La Mia Notte di Fuoco in Villa sul Mare Mediterraneo
Ero appena arrivata in questa villa esclusiva sulla Costiera Amalfitana, un paradiso di marmo bianco e terrazze sul mare. Il jet privato mi aveva lasciata lì, con il profumo di salsedine e limoni misti all’aria di Chanel No.5 di Alessandra, la mia ospite. Lei, elegante in un abito di seta, mi accoglie con un bacio sulla guancia che dura un secondo di troppo. ‘Benvenuta, cara Sofia’, sussurra, la sua mano che sfiora la mia schiena.

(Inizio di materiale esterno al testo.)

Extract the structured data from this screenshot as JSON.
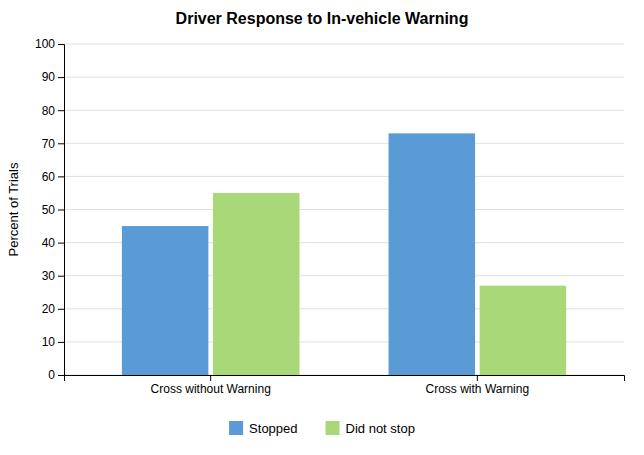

Entriamo nel boudoir privato, tendaggi di velluto rosso, tappeti persiani soffici sotto i piedi nudi. Mariella, la padrona di casa, una donna sulla cinquantina con curve perfette e un portamento da regina, versa del Prosecco ghiacciato. Il fizz sulle bollicine, il gusto aspro e fresco in bocca. Ci sediamo sui divani di lino egiziano, così morbidi che ti avvolgono. ‘Raccontami del tuo viaggio’, dice Mariella, i suoi occhi che scivolano sul mio décolleté. Sento il calore salire, l’aria profumata di gelsomino dal giardino.
L’Arrivo nella Villa di Lusso e la Tensione che Sale
Alessandra ride piano. ‘Sofia è qui per rilassarsi, vero? Niente formalità’. Mi slaccio il vestito, lo lascio cadere. Il peignoir di seta si apre appena. Mariella arrossisce, ma non distoglie lo sguardo. ‘Sei stupenda’, mormora. La tensione cresce, i nostri respiri si fanno pesanti. Alessandra si avvicina, le sue dita sfiorano la mia coscia. ‘Mostriamole quanto siamo libere qui’. Il cuore mi batte forte, il sole tramonta tingendo la stanza di arancione.
Mi alzo, lascio cadere il peignoir. Nuda, la pelle freme sotto i loro occhi. Alessandra segue, il suo corpo atletico, seni pieni con capezzoli rosa che si induriscono. Mariella ansima, ‘Dio, siete divine’. Si unisce, slacciando il corpetto. La sua figa rasata, labbra carnose, già lucida. Ci accarezziamo piano, mani su seni, odore di pelle calda e desiderio. ‘Toccami’, le dico, e lei obbedisce, dita che entrano nella mia figa bagnata.
L’Esplosione di Passione Carnale Senza Limiti
La passione esplode. Alessandra mi spinge sul divano, le gambe aperte. ‘Leccami la figa, Mariella’. Lei si inginocchia, lingua esperta che scava nel mio clitoride gonfio. Gemo forte, ‘Sì, cazzo, più profondo!’. Il sapore del mio umore sulla sua bocca, misto al Prosecco. Io afferro i seni di Alessandra, succhio i capezzoli duri come diamanti. Lei si siede sul mio viso, la sua figa pelosa e fradicia mi soffoca di piacere. ‘Mangiami tutta, troia!’, grida, mentre si struscia.
Mariella infila due dita nella mia fica, poi tre, pompa veloce. Io vengo urlando, schizzi che le bagnano il viso. Alessandra si gira, 69 con Mariella: lingue che leccano cazzi invisibili, fighe che squirmano. Io le infilo la lingua nel culo ad Alessandra, stretto e profumato di muschio. ‘Fottimi con la lingua!’, implora. Orgasmi multipli, corpi sudati che tremano. Il lusso si fa sudiciume puro: figa leccata, culo stimolato, capezzoli morsi fino al sangue leggero.
Ci accasciamo esauste sui lenzuola di lino fresco, corpi intrecciati. Il mare rumoreggia fuori, un bicchiere di Prosecco per brindare. ‘È stato divino’, sussurra Mariella, accarezzandomi il seno. Sento il privilegio: solo noi, élite del piacere. Nessun rimpianto, solo soddisfazione profonda. Questo è il vero lusso, cara, un momento eterno in una villa da sogno.